Wasn’t Mended

Wasn’t Mended

by M. Royce Van Tassell
February/March 2001

Five years ago, President Clinton asserted that the time had come to reexamine the federal government’s role in American race relations. Hoping to leave a legacy of racial reconciliation, The Man from Hope launched a year-long dialogue on race. Perhaps, the end of his tenure in office is a good time to examine what that legacy will look like.

One place to start is in the Small Business Adminstration (SBA). The SBA certifies three kinds of businesses as “Small Disadvantaged Businesses” (SDB), and therefore eligible for various federal affirmative action preference programs. As the name implies, every applicant for the SDB program must demonstrate that it is small. The SBA allows a business to demonstrate either social or economic disadvantage.. To qualify as socially disadvantaged, the owner must either be female, black, Native American, Hispanic or Asian American. If a business owner does not belong to one of these groups, the owner can still become a SDB, although he must submit a narrative detailing a personal history of discrimination.

According to the SDB application, this narrative must document “at least one objective feature that has contributed to social disadvantage, such as race, ethnic origin, gender, physical handicap, long-term residence in an environment isolated from the mainstream of American society, or other similar causes not common to individuals who are not socially disadvantaged.” Given that the document’s revision date is March, 1998, three years after the second most memorable phrase of the Clinton era – it seems safe to assume that this definition of disadvantage represents the Clinton administration’s vision of “mend-it, don’t end it.”

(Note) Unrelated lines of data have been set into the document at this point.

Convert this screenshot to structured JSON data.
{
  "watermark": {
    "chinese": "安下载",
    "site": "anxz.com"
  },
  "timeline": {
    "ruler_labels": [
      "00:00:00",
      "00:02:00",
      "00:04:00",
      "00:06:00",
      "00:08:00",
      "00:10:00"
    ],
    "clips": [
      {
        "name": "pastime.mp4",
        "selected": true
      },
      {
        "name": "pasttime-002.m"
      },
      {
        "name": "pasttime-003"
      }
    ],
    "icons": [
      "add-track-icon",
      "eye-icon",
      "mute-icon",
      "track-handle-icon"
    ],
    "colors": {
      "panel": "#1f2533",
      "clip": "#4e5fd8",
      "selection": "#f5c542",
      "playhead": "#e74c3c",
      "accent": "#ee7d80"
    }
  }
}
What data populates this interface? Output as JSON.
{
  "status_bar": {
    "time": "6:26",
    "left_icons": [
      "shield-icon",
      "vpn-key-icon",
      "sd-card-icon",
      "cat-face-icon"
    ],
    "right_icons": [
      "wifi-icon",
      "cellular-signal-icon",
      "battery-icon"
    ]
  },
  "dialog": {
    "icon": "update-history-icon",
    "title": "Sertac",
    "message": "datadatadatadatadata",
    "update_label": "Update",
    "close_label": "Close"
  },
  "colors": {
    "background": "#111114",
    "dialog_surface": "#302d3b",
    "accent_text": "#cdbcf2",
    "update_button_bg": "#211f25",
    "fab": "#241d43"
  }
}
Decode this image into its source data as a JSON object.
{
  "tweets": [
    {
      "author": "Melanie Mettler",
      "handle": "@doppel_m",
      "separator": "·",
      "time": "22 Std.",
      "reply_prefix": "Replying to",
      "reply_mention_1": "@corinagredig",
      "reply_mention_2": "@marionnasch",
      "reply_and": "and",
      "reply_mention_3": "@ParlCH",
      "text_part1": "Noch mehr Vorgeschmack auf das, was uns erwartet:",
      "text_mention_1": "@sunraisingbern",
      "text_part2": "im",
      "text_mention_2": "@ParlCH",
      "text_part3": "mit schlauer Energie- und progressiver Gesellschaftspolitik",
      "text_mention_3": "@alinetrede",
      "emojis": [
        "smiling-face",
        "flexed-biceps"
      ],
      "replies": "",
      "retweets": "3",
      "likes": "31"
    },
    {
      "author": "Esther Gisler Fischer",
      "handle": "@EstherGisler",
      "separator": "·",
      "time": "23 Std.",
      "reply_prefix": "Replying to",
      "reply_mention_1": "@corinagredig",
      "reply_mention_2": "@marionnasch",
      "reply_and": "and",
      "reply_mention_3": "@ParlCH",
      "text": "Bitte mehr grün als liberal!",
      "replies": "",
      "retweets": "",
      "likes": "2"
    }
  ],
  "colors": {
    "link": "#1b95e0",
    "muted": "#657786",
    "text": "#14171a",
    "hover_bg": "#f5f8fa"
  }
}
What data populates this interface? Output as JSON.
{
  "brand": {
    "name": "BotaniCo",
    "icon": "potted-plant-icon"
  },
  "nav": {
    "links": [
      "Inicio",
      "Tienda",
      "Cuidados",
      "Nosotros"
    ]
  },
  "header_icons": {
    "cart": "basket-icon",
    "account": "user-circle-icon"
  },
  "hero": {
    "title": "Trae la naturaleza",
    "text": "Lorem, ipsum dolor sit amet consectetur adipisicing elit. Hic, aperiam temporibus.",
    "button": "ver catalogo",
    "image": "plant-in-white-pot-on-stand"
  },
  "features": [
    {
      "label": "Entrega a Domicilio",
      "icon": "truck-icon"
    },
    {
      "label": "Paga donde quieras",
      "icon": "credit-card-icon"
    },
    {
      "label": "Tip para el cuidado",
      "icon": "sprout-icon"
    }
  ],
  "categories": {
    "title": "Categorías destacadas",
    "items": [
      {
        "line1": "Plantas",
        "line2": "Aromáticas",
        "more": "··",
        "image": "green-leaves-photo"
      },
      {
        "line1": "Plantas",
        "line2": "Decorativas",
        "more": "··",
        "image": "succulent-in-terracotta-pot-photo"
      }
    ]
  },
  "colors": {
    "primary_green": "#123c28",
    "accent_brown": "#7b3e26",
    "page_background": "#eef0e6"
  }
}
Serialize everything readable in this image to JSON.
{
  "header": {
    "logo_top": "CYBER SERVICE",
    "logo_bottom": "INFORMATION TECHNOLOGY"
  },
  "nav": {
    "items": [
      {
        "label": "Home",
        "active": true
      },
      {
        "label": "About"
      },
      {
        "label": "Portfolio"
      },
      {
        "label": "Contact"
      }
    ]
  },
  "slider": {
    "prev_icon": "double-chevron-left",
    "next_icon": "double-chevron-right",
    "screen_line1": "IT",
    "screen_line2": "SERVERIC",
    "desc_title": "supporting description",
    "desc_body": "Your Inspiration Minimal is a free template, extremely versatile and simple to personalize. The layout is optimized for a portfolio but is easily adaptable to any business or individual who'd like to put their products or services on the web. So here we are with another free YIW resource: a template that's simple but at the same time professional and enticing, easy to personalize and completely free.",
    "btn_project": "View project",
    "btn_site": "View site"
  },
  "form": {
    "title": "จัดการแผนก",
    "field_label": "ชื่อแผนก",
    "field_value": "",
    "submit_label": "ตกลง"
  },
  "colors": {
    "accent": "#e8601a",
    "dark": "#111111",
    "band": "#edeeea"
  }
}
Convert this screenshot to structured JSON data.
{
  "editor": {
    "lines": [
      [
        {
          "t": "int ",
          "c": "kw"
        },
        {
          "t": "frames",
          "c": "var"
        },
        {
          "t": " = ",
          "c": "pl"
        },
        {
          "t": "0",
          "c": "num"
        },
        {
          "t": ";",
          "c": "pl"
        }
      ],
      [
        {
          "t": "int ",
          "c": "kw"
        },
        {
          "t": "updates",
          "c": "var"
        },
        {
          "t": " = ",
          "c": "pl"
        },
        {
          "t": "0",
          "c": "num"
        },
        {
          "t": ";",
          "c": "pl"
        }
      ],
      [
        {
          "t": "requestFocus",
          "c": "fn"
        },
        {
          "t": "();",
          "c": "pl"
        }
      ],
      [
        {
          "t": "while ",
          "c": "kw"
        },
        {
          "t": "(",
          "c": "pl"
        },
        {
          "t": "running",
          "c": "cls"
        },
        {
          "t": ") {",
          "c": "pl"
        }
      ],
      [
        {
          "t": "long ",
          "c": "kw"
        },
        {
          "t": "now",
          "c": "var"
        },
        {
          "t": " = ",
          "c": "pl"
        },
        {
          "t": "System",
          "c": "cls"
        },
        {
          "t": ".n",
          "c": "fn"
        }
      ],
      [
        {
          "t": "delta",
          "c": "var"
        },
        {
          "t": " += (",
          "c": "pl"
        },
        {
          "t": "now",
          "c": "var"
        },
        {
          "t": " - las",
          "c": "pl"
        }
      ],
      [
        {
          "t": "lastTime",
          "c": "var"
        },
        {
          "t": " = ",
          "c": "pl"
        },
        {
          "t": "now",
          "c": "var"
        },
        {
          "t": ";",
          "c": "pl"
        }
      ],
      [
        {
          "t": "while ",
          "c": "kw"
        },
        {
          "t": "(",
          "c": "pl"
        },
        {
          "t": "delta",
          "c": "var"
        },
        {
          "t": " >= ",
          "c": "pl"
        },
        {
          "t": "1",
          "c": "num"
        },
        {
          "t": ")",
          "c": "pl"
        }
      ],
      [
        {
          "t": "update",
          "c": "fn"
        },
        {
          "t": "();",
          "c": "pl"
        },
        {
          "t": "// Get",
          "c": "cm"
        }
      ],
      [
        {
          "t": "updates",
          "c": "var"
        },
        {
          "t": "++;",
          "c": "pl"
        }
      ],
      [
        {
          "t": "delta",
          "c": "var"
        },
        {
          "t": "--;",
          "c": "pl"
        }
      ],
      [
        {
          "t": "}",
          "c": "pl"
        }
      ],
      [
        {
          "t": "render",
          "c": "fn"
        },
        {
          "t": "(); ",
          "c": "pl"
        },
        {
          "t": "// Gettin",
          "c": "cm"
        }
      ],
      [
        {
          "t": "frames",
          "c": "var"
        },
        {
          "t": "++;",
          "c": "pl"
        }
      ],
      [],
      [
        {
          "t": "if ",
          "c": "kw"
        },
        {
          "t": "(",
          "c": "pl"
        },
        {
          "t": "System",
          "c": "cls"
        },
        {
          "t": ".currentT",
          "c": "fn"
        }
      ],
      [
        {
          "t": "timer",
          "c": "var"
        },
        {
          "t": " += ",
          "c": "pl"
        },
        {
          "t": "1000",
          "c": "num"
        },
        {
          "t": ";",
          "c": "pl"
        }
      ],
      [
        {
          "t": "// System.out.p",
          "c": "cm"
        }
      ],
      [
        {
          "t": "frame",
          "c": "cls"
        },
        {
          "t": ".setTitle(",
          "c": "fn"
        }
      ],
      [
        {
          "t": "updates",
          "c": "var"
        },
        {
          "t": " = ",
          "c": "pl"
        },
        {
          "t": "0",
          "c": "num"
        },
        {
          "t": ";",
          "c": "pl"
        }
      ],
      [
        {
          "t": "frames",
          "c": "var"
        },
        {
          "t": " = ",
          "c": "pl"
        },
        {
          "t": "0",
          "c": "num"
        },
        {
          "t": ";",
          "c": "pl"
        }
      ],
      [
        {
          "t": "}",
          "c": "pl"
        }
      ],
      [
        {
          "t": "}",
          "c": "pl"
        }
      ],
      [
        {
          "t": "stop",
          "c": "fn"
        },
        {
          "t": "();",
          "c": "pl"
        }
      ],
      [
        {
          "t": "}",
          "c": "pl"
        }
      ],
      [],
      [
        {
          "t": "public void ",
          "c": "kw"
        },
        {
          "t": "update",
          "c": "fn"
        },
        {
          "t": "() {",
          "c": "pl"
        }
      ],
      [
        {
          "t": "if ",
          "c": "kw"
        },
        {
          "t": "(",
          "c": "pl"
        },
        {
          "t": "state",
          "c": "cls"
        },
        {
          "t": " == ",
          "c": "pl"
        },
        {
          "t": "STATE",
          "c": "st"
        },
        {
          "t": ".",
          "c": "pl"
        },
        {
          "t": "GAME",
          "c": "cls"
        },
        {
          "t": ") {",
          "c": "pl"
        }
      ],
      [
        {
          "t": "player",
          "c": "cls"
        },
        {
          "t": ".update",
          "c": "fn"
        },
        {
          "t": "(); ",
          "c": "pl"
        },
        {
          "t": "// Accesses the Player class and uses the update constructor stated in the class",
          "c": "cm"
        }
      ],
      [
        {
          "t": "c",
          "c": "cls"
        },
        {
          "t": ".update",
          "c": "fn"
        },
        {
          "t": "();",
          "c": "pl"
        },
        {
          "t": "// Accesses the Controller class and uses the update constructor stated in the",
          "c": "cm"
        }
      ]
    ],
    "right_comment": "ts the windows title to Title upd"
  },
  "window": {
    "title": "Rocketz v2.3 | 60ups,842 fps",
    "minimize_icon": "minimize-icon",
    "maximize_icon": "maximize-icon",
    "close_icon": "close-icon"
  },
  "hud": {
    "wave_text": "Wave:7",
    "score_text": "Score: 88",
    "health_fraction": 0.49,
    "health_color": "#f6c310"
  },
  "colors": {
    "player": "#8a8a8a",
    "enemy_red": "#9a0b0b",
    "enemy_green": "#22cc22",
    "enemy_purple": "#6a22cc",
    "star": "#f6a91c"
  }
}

While this definition of disadvantage is certainly new, it is also more troubling. First, it is troubling that the Clinton administration has elevated race to an objective fact. Such a notion is reminiscent of by-gone years when racist judges relied on now-discarded “science” to establish objective racial classifications. By 1922, though, the Supreme Court acknowledged that science cannot objectively measure race. If Clinton’s scientists have discovered the key to identifying a person’s race, they sure have done a good job of keeping it a secret.

Second, one has to wonder just how far-reaching this definition is. how does a business know whether it’s “isolated from the mainstream of American society.” Does that include college enterepreneurs? Anyone who goes to school full time, and works more than full time creating the next generation of software that we can’t live without is certainly outside the “mainstream of American society.” What about the militias in Idaho, Montana and Central Utah? Anyone who buries food and guns against the day when the United Nations’; blue helmeted minions come to invoke the “New World Order” is far outside the mainstream of American society. Do they qualify as well?

Actually, it’s pretty clear what “outside the mainstream of American society” means. The Clinton administration is not about to certify college students or militia members as SDB’s. They may have changed the rhetoric describing their preference programs, but they are no differet today. This broader definition casts a wide net so the administration can pander to a wider variety of race advocates. By couching this wider net in terms that aren’t exclusively racial, they can claim to have “mended it,” without actually changing anything.

What then is the Clinton legacy of race relations? Let me suggest the following: “Wasn’t mended, wasn’t ended.”

M. Royce Van Tassell is Director of Research for the American Civil Rights Institute.